Why I Let AI Fight With Itself Before I Ship Anything
I build with AI most of the day. Multi-agent systems, content pipelines, infrastructure decisions, database schemas. It's my primary toolchain.
And I ran into a problem.
The longer I worked with one AI in a single session, the more I noticed the output starting to drift. The answers stayed confident, but the gaps got bigger — and harder to spot because everything still looked clean.
The two-pass discovery
Today I was planning a persistent memory system for my platform. Claude Desktop (Sonnet 4) gave me a plan. Clean architecture, three layers, a timeline of 5-8 days.
Then I asked Google Antigravity (Claude 4.6 Opus) to review it.
Antigravity came back with a table of gaps. The embedding model was assumed, not decided. The vector index strategy was not addressed. There was no conflict resolution for when two agents write contradictory memories about the same preference.
The compression prompt quality was hand-waved. And the timeline was flagged as a prototype estimate, not a production one. The real number is 2-4 weeks.

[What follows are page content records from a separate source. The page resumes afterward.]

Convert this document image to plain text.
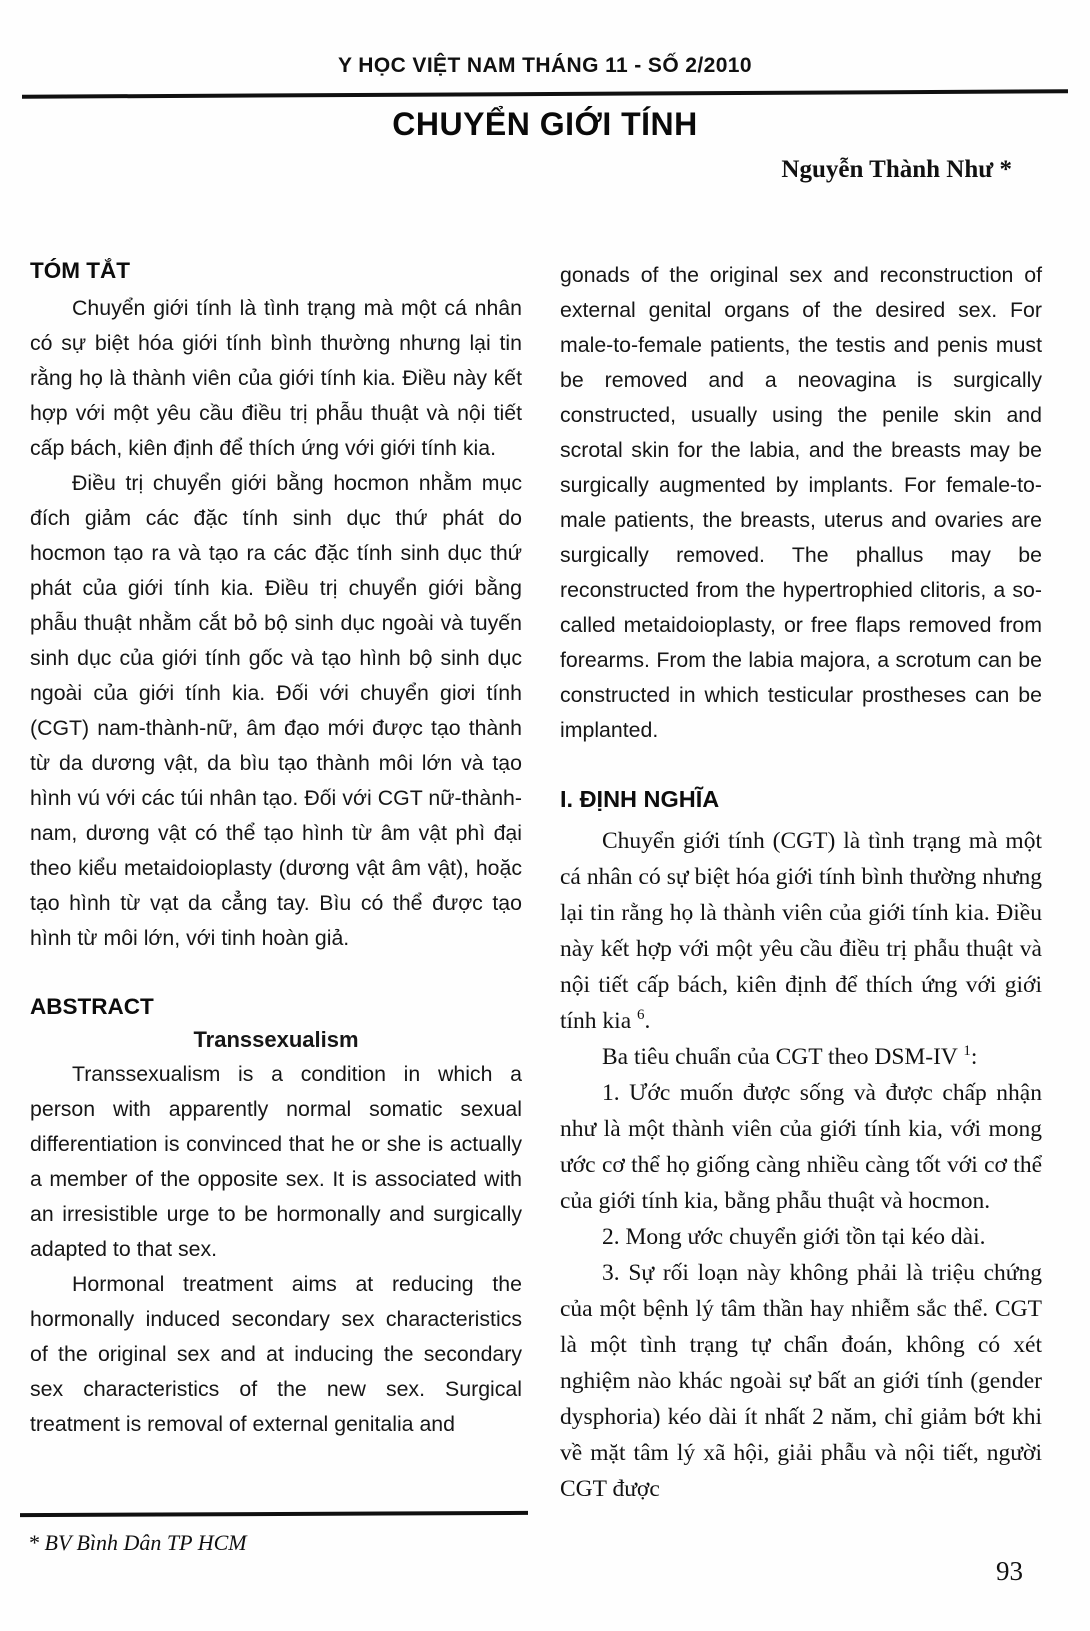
Y HỌC VIỆT NAM THÁNG 11 - SỐ 2/2010
CHUYỂN GIỚI TÍNH
Nguyễn Thành Như *
TÓM TẮT

Chuyển giới tính là tình trạng mà một cá nhân có sự biệt hóa giới tính bình thường nhưng lại tin rằng họ là thành viên của giới tính kia. Điều này kết hợp với một yêu cầu điều trị phẫu thuật và nội tiết cấp bách, kiên định để thích ứng với giới tính kia.

Điều trị chuyển giới bằng hocmon nhằm mục đích giảm các đặc tính sinh dục thứ phát do hocmon tạo ra và tạo ra các đặc tính sinh dục thứ phát của giới tính kia. Điều trị chuyển giới bằng phẫu thuật nhằm cắt bỏ bộ sinh dục ngoài và tuyến sinh dục của giới tính gốc và tạo hình bộ sinh dục ngoài của giới tính kia. Đối với chuyển giơi tính (CGT) nam-thành-nữ, âm đạo mới được tạo thành từ da dương vật, da bìu tạo thành môi lớn và tạo hình vú với các túi nhân tạo. Đối với CGT nữ-thành-nam, dương vật có thể tạo hình từ âm vật phì đại theo kiểu metaidoioplasty (dương vật âm vật), hoặc tạo hình từ vạt da cẳng tay. Bìu có thể được tạo hình từ môi lớn, với tinh hoàn giả.

ABSTRACT
Transsexualism

Transsexualism is a condition in which a person with apparently normal somatic sexual differentiation is convinced that he or she is actually a member of the opposite sex. It is associated with an irresistible urge to be hormonally and surgically adapted to that sex.

Hormonal treatment aims at reducing the hormonally induced secondary sex characteristics of the original sex and at inducing the secondary sex characteristics of the new sex. Surgical treatment is removal of external genitalia and

gonads of the original sex and reconstruction of external genital organs of the desired sex. For male-to-female patients, the testis and penis must be removed and a neovagina is surgically constructed, usually using the penile skin and scrotal skin for the labia, and the breasts may be surgically augmented by implants. For female-to-male patients, the breasts, uterus and ovaries are surgically removed. The phallus may be reconstructed from the hypertrophied clitoris, a so-called metaidoioplasty, or free flaps removed from forearms. From the labia majora, a scrotum can be constructed in which testicular prostheses can be implanted.

I. ĐỊNH NGHĨA

Chuyển giới tính (CGT) là tình trạng mà một cá nhân có sự biệt hóa giới tính bình thường nhưng lại tin rằng họ là thành viên của giới tính kia. Điều này kết hợp với một yêu cầu điều trị phẫu thuật và nội tiết cấp bách, kiên định để thích ứng với giới tính kia $^6$.

Ba tiêu chuẩn của CGT theo DSM-IV $^1$:

1. Ước muốn được sống và được chấp nhận như là một thành viên của giới tính kia, với mong ước cơ thể họ giống càng nhiều càng tốt với cơ thể của giới tính kia, bằng phẫu thuật và hocmon.

2. Mong ước chuyển giới tồn tại kéo dài.

3. Sự rối loạn này không phải là triệu chứng của một bệnh lý tâm thần hay nhiễm sắc thể. CGT là một tình trạng tự chẩn đoán, không có xét nghiệm nào khác ngoài sự bất an giới tính (gender dysphoria) kéo dài ít nhất 2 năm, chỉ giảm bớt khi về mặt tâm lý xã hội, giải phẫu và nội tiết, người CGT được

* BV Bình Dân TP HCM
93
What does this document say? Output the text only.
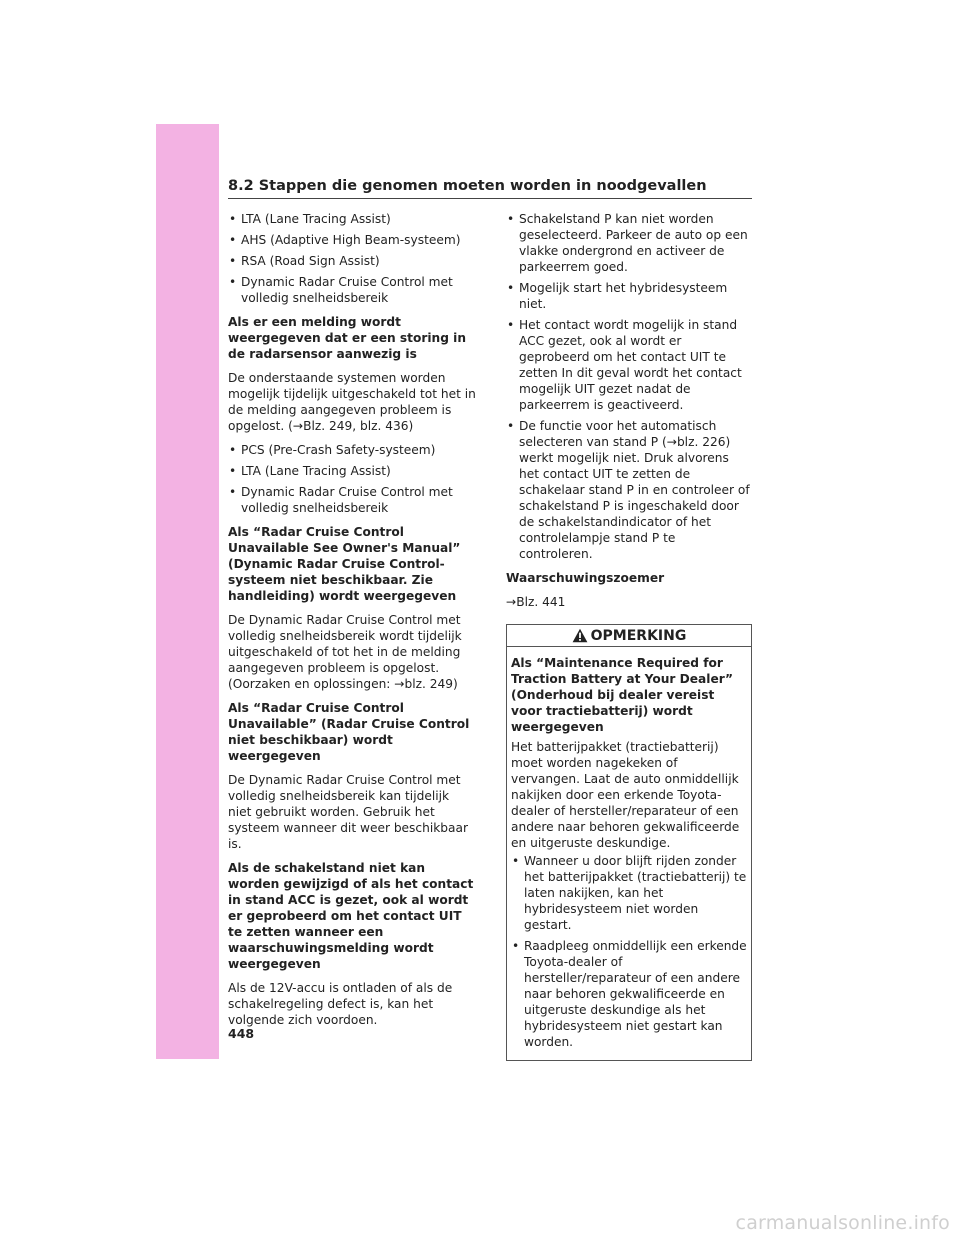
8.2 Stappen die genomen moeten worden in noodgevallen
• LTA (Lane Tracing Assist)
• AHS (Adaptive High Beam-systeem)
• RSA (Road Sign Assist)
• Dynamic Radar Cruise Control met volledig snelheidsbereik
Als er een melding wordt weergegeven dat er een storing in de radarsensor aanwezig is

De onderstaande systemen worden mogelijk tijdelijk uitgeschakeld tot het in de melding aangegeven probleem is opgelost. (→Blz. 249, blz. 436)

• PCS (Pre-Crash Safety-systeem)
• LTA (Lane Tracing Assist)
• Dynamic Radar Cruise Control met volledig snelheidsbereik
Als “Radar Cruise Control Unavailable See Owner's Manual” (Dynamic Radar Cruise Control-systeem niet beschikbaar. Zie handleiding) wordt weergegeven

De Dynamic Radar Cruise Control met volledig snelheidsbereik wordt tijdelijk uitgeschakeld of tot het in de melding aangegeven probleem is opgelost. (Oorzaken en oplossingen: →blz. 249)

Als “Radar Cruise Control Unavailable” (Radar Cruise Control niet beschikbaar) wordt weergegeven

De Dynamic Radar Cruise Control met volledig snelheidsbereik kan tijdelijk niet gebruikt worden. Gebruik het systeem wanneer dit weer beschikbaar is.

Als de schakelstand niet kan worden gewijzigd of als het contact in stand ACC is gezet, ook al wordt er geprobeerd om het contact UIT te zetten wanneer een waarschuwingsmelding wordt weergegeven

Als de 12V-accu is ontladen of als de schakelregeling defect is, kan het volgende zich voordoen.

• Schakelstand P kan niet worden geselecteerd. Parkeer de auto op een vlakke ondergrond en activeer de parkeerrem goed.
• Mogelijk start het hybridesysteem niet.
• Het contact wordt mogelijk in stand ACC gezet, ook al wordt er geprobeerd om het contact UIT te zetten In dit geval wordt het contact mogelijk UIT gezet nadat de parkeerrem is geactiveerd.
• De functie voor het automatisch selecteren van stand P (→blz. 226) werkt mogelijk niet. Druk alvorens het contact UIT te zetten de schakelaar stand P in en controleer of schakelstand P is ingeschakeld door de schakelstandindicator of het controlelampje stand P te controleren.
Waarschuwingszoemer

→Blz. 441

OPMERKING
Als “Maintenance Required for Traction Battery at Your Dealer” (Onderhoud bij dealer vereist voor tractiebatterij) wordt weergegeven

Het batterijpakket (tractiebatterij) moet worden nagekeken of vervangen. Laat de auto onmiddellijk nakijken door een erkende Toyota-dealer of hersteller/reparateur of een andere naar behoren gekwalificeerde en uitgeruste deskundige.

• Wanneer u door blijft rijden zonder het batterijpakket (tractiebatterij) te laten nakijken, kan het hybridesysteem niet worden gestart.
• Raadpleeg onmiddellijk een erkende Toyota-dealer of hersteller/reparateur of een andere naar behoren gekwalificeerde en uitgeruste deskundige als het hybridesysteem niet gestart kan worden.
448
carmanualsonline.info
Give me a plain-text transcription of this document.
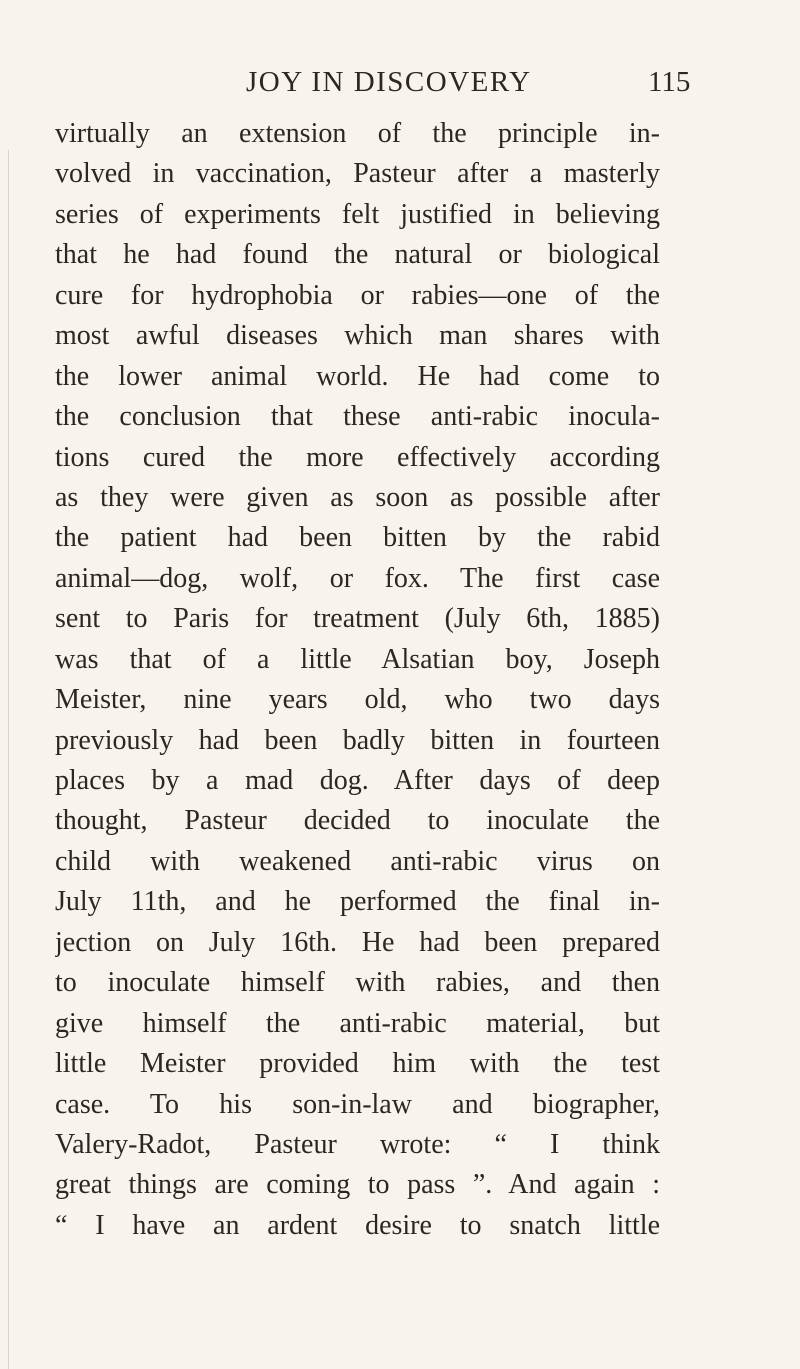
JOY IN DISCOVERY	115
virtually an extension of the principle in-
volved in vaccination, Pasteur after a masterly
series of experiments felt justified in believing
that he had found the natural or biological
cure for hydrophobia or rabies—one of the
most awful diseases which man shares with
the lower animal world. He had come to
the conclusion that these anti-rabic inocula-
tions cured the more effectively according
as they were given as soon as possible after
the patient had been bitten by the rabid
animal—dog, wolf, or fox. The first case
sent to Paris for treatment (July 6th, 1885)
was that of a little Alsatian boy, Joseph
Meister, nine years old, who two days
previously had been badly bitten in fourteen
places by a mad dog. After days of deep
thought, Pasteur decided to inoculate the
child with weakened anti-rabic virus on
July 11th, and he performed the final in-
jection on July 16th. He had been prepared
to inoculate himself with rabies, and then
give himself the anti-rabic material, but
little Meister provided him with the test
case. To his son-in-law and biographer,
Valery-Radot, Pasteur wrote: “ I think
great things are coming to pass ”. And again :
“ I have an ardent desire to snatch little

Claude Desktop's plan was not wrong. It was incomplete. And confident about being incomplete, which is the part that gets you into trouble.
Different models, different blind spots
This is not a knock on Claude Desktop. I use it every day. But every model has a perspective shaped by how it was trained and what it was optimized for.
Claude Desktop (Sonnet 4) optimized for clarity and structure in a consumer chatbot context. Antigravity (Claude 4.6 Opus) pushed back on assumptions using locally trained institutional data — project history, schema decisions, prior failures.
Neither is the full picture on its own.
The process now
I run a two-pass review on any significant decision. One AI generates the plan. A different AI interrogates it. Not to be adversarial — to be thorough.
This connects to something I've been measuring around context windows and token budgets. Every AI brings context biases into a session. The more specialized the model, the more pronounced those biases get. A model trained heavily on code will pattern-match technical problems differently than one trained on reasoning tasks.
The cost of shipping a plan built on a 5-8 day estimate that should be 2-4 weeks is real. I've shipped plans that looked airtight and fell apart in week two. The plan was reviewed by the same system that wrote it.
Running a second model over the first isn't redundancy. It's the cheapest quality gate I've found for catching the gaps that confidence hides.